Si bien jugar con teclado y ratón es horroroso, con mando va todo bastante bien y con joystick de vuelo me han asegurado que toda una delicia (de ahí a que en medio mundo estén agotados), además de que algo de ventaja sí parecen tener o al menos esa es la sensación desde fuera (y cosa que me parecería normal, que para algo es un controlador de uso exclusivo de estos juegos).

Cuando vemos las películas la sensación es que pilotar un X-Wing o un T-Fighter es sencillo y divertido, y con la mano en el corazón os aseguro que así es. El juego no ha gozado del presupuesto que tienen los Battlefront, pero eso no ha sido impedimento para clavarlo a los mandos.

Conclusiones Star Wars: Squadrons

Esto es un juego que, si no fuera porque es de Star Wars y está EA detrás, tildaríamos de indie. Porque lo parece. Tiene poco contenido, la historia no se moja y es realmente corta, pese a estar hecha con cariño, apenas hay modos de juegos y no hay planes de contenido postlanzamiento.

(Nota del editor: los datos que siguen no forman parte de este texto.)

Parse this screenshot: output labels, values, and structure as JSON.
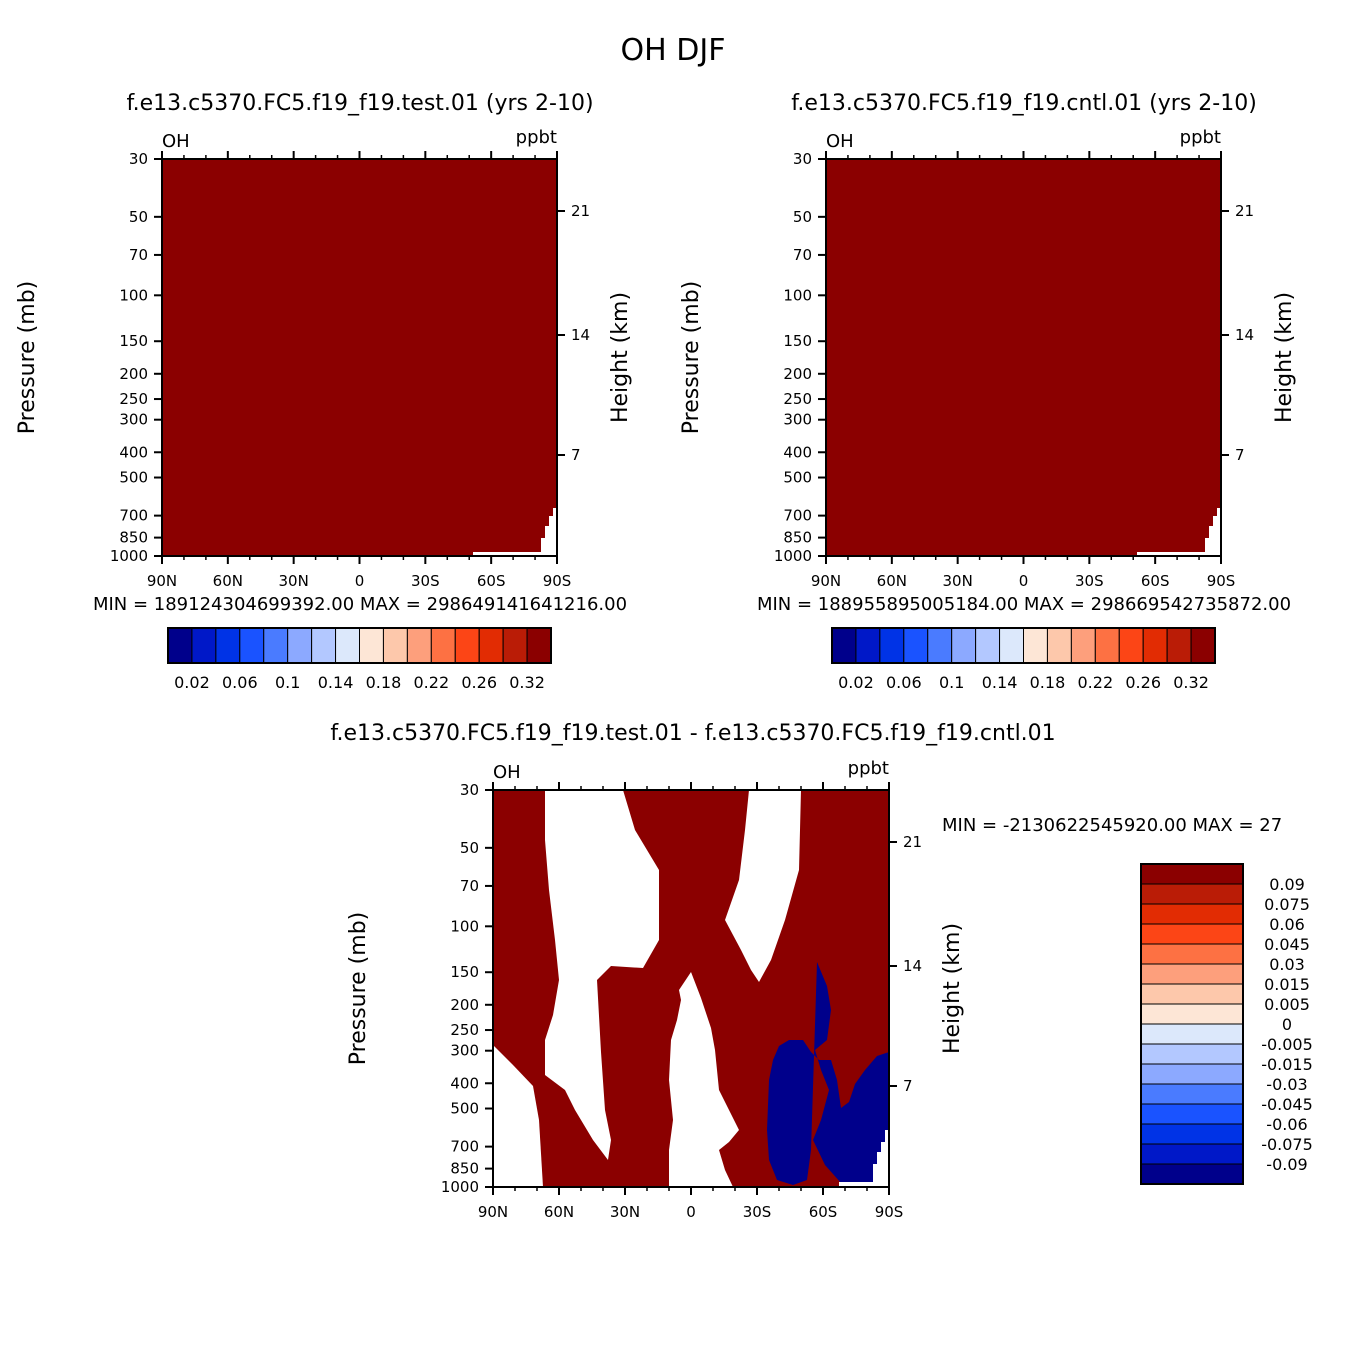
{
  "title": "OH DJF",
  "colors": {
    "fill_max": "#8b0000",
    "fill_min": "#00008b",
    "background": "#ffffff"
  },
  "chart_data": [
    {
      "type": "heatmap",
      "panel": "test",
      "title": "f.e13.c5370.FC5.f19_f19.test.01 (yrs 2-10)",
      "corner_left": "OH",
      "corner_right": "ppbt",
      "ylabel": "Pressure (mb)",
      "ylabel_right": "Height (km)",
      "xticks": [
        "90N",
        "60N",
        "30N",
        "0",
        "30S",
        "60S",
        "90S"
      ],
      "xtick_values": [
        90,
        60,
        30,
        0,
        -30,
        -60,
        -90
      ],
      "xlim": [
        90,
        -90
      ],
      "ylim": [
        1000,
        30
      ],
      "ylog": true,
      "yticks": [
        "30",
        "50",
        "70",
        "100",
        "150",
        "200",
        "250",
        "300",
        "400",
        "500",
        "700",
        "850",
        "1000"
      ],
      "ytick_values": [
        30,
        50,
        70,
        100,
        150,
        200,
        250,
        300,
        400,
        500,
        700,
        850,
        1000
      ],
      "yticks_right": [
        "21",
        "14",
        "7"
      ],
      "min_label": "MIN = 189124304699392.00",
      "max_label": "MAX = 298649141641216.00",
      "colorbar": {
        "orientation": "horizontal",
        "labels": [
          "0.02",
          "0.06",
          "0.1",
          "0.14",
          "0.18",
          "0.22",
          "0.26",
          "0.32"
        ],
        "colors": [
          "#00008b",
          "#0018c8",
          "#0033e6",
          "#1a53ff",
          "#4a7bff",
          "#8ca9ff",
          "#b3c8ff",
          "#dce8fb",
          "#fde6d6",
          "#fdc8ab",
          "#fd9f7c",
          "#fd7143",
          "#fc4516",
          "#e22c03",
          "#ba1c06",
          "#8b0000"
        ]
      },
      "field": "filled everywhere with highest class except a small empty patch near 90S below 700 mb"
    },
    {
      "type": "heatmap",
      "panel": "cntl",
      "title": "f.e13.c5370.FC5.f19_f19.cntl.01 (yrs 2-10)",
      "corner_left": "OH",
      "corner_right": "ppbt",
      "ylabel": "Pressure (mb)",
      "ylabel_right": "Height (km)",
      "xticks": [
        "90N",
        "60N",
        "30N",
        "0",
        "30S",
        "60S",
        "90S"
      ],
      "xtick_values": [
        90,
        60,
        30,
        0,
        -30,
        -60,
        -90
      ],
      "xlim": [
        90,
        -90
      ],
      "ylim": [
        1000,
        30
      ],
      "ylog": true,
      "yticks": [
        "30",
        "50",
        "70",
        "100",
        "150",
        "200",
        "250",
        "300",
        "400",
        "500",
        "700",
        "850",
        "1000"
      ],
      "ytick_values": [
        30,
        50,
        70,
        100,
        150,
        200,
        250,
        300,
        400,
        500,
        700,
        850,
        1000
      ],
      "yticks_right": [
        "21",
        "14",
        "7"
      ],
      "min_label": "MIN = 188955895005184.00",
      "max_label": "MAX = 298669542735872.00",
      "colorbar": {
        "orientation": "horizontal",
        "labels": [
          "0.02",
          "0.06",
          "0.1",
          "0.14",
          "0.18",
          "0.22",
          "0.26",
          "0.32"
        ],
        "colors": [
          "#00008b",
          "#0018c8",
          "#0033e6",
          "#1a53ff",
          "#4a7bff",
          "#8ca9ff",
          "#b3c8ff",
          "#dce8fb",
          "#fde6d6",
          "#fdc8ab",
          "#fd9f7c",
          "#fd7143",
          "#fc4516",
          "#e22c03",
          "#ba1c06",
          "#8b0000"
        ]
      }
    },
    {
      "type": "heatmap",
      "panel": "diff",
      "title": "f.e13.c5370.FC5.f19_f19.test.01 - f.e13.c5370.FC5.f19_f19.cntl.01",
      "corner_left": "OH",
      "corner_right": "ppbt",
      "ylabel": "Pressure (mb)",
      "ylabel_right": "Height (km)",
      "xticks": [
        "90N",
        "60N",
        "30N",
        "0",
        "30S",
        "60S",
        "90S"
      ],
      "xtick_values": [
        90,
        60,
        30,
        0,
        -30,
        -60,
        -90
      ],
      "xlim": [
        90,
        -90
      ],
      "ylim": [
        1000,
        30
      ],
      "ylog": true,
      "yticks": [
        "30",
        "50",
        "70",
        "100",
        "150",
        "200",
        "250",
        "300",
        "400",
        "500",
        "700",
        "850",
        "1000"
      ],
      "ytick_values": [
        30,
        50,
        70,
        100,
        150,
        200,
        250,
        300,
        400,
        500,
        700,
        850,
        1000
      ],
      "yticks_right": [
        "21",
        "14",
        "7"
      ],
      "minmax_label": "MIN = -2130622545920.00   MAX = 27",
      "colorbar": {
        "orientation": "vertical",
        "labels": [
          "0.09",
          "0.075",
          "0.06",
          "0.045",
          "0.03",
          "0.015",
          "0.005",
          "0",
          "-0.005",
          "-0.015",
          "-0.03",
          "-0.045",
          "-0.06",
          "-0.075",
          "-0.09"
        ],
        "colors": [
          "#8b0000",
          "#ba1c06",
          "#e22c03",
          "#fc4516",
          "#fd7143",
          "#fd9f7c",
          "#fdc8ab",
          "#fde6d6",
          "#dce8fb",
          "#b3c8ff",
          "#8ca9ff",
          "#4a7bff",
          "#1a53ff",
          "#0033e6",
          "#0018c8",
          "#00008b"
        ]
      }
    }
  ]
}
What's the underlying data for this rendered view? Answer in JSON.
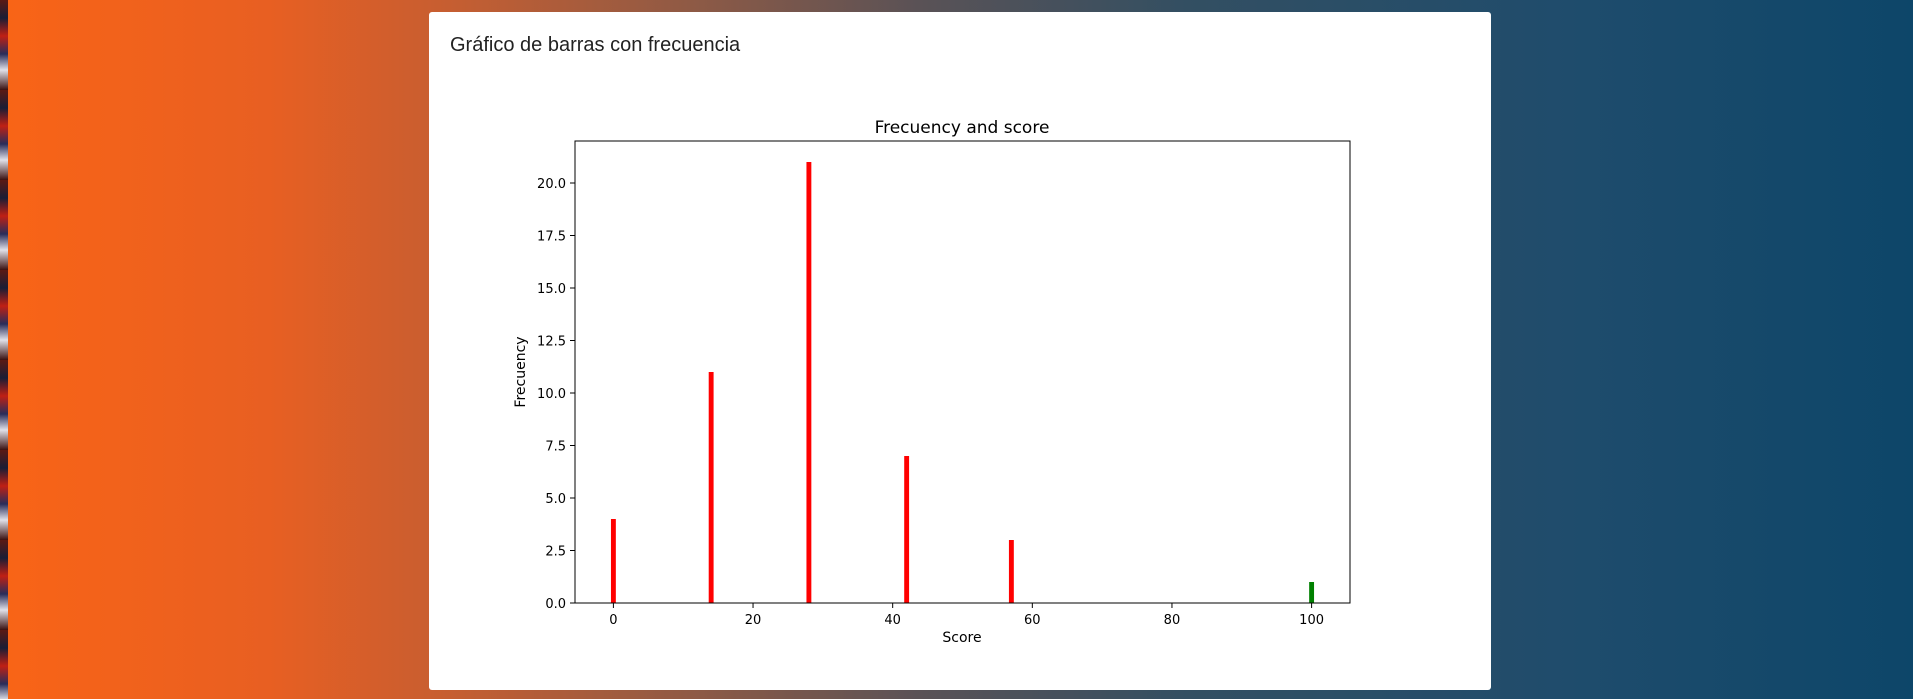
{
  "card": {
    "title": "Gráfico de barras con frecuencia"
  },
  "chart_data": {
    "type": "bar",
    "title": "Frecuency and score",
    "xlabel": "Score",
    "ylabel": "Frecuency",
    "xlim": [
      -5.5,
      105.5
    ],
    "ylim": [
      0,
      22
    ],
    "xticks": [
      "0",
      "20",
      "40",
      "60",
      "80",
      "100"
    ],
    "yticks": [
      "0.0",
      "2.5",
      "5.0",
      "7.5",
      "10.0",
      "12.5",
      "15.0",
      "17.5",
      "20.0"
    ],
    "grid": false,
    "bars": [
      {
        "x": 0,
        "value": 4,
        "color": "#ff0000"
      },
      {
        "x": 14,
        "value": 11,
        "color": "#ff0000"
      },
      {
        "x": 28,
        "value": 21,
        "color": "#ff0000"
      },
      {
        "x": 42,
        "value": 7,
        "color": "#ff0000"
      },
      {
        "x": 57,
        "value": 3,
        "color": "#ff0000"
      },
      {
        "x": 100,
        "value": 1,
        "color": "#008000"
      }
    ]
  }
}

Es un juego menor dentro de la saga, pero es un buen juego. Lo que hace, lo que pretende -pilotar naves- lo consigue, y poco más le podemos pedir a un juego que llevábamos esperando 27 años (ha pasado mucho tiempo desde el mítico Star Wars: X-Wing) y que tan sólo tenía la misión de hacernos felices poniéndonos a los mandos de una nave.

Ha salido con precio reducido, consciente de su situación y de lo que ofrecen, y esto lo hace aún más recomendable para aquellos que disfruten de los simuladores (no es de los complicados ni para puristas, pero sabrán sacarle el jugo) o para los que amen el universo Star Wars. Pero aun así hay que entender que no es un juego para todo el mundo porque está dirigido a un nicho bastante pequeño de jugadores.

¿Lo bueno? Que lo sabe y está orgulloso, y eso se nota en cuanto nos matamos en nuestra nave listos a destruir a esa escoria rebelde.